Electrostatically trapping indirect excitons in coupled InxGa1−xAs quantum wells

Abstract

We report on photoluminescence experiments on spatially indirect excitons in an InGaAs coupled double quantum well device in which semitransparent gates are employed to tune the in-plane potential landscape. We introduce a trapping configuration in which exciton generation is spatially separated from the excitonic trapping potential. Suitably biased gates control the flow of indirect dipolar excitons from the generation area to the electrostatically defined trap. Thus the trap is filled only with indirect excitons precooled to the lattice temperature.

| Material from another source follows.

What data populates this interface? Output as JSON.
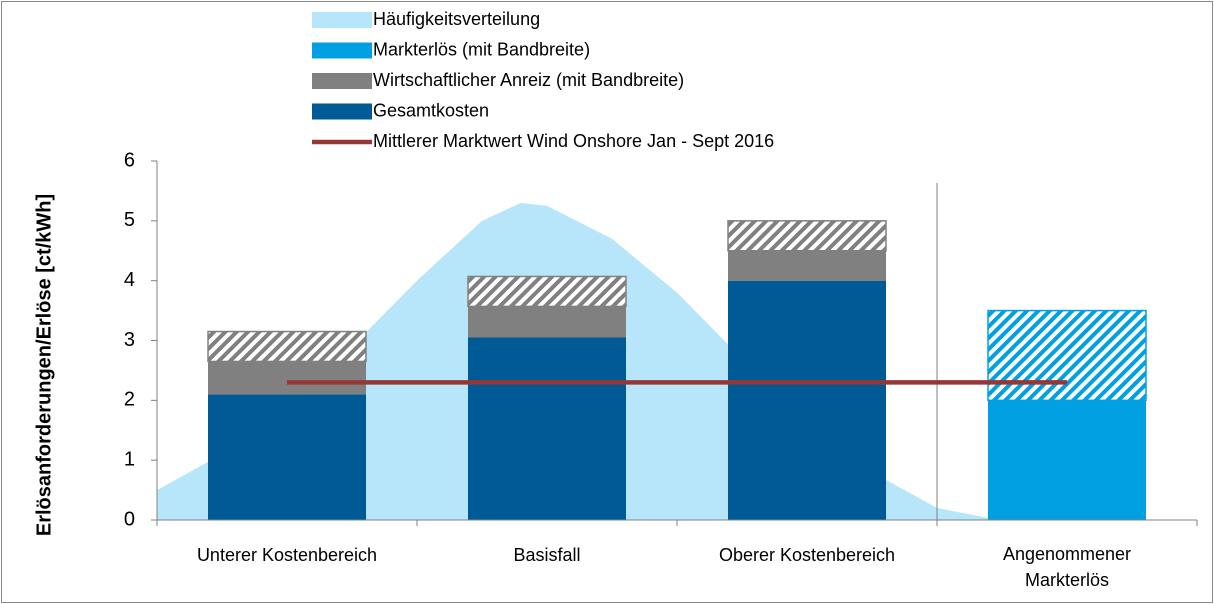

Using a confocal microscope at liquid helium temperatures we map the in-plane distribution of excitons at various gate voltages and illumination conditions. Our small and strongly confining traps with precooled excitons demonstrate interesting many-body effects which can be interpreted in terms of the electrostatic screening, the Coulomb binding, and excitonic flows. Gate voltage dependencies of PL energy in our samples are not monotonic and can be explained by considering the nonlinear exciton flows between the elements of our structure. At strong illumination hysteretic switching of the trapped exciton population reflects a nonlinear character of the self-consistent trapping potential. An unusual nonlinear increase of the emission of the trap is likely coming from the many-body interactions in a dense exciton gas in the presence of a disorder potential at high light intensity. The designs of electrostatic traps proposed and realized here allow for stronger confinements and lower temperatures and will be used to search for coherent phenomena in dense exciton gases.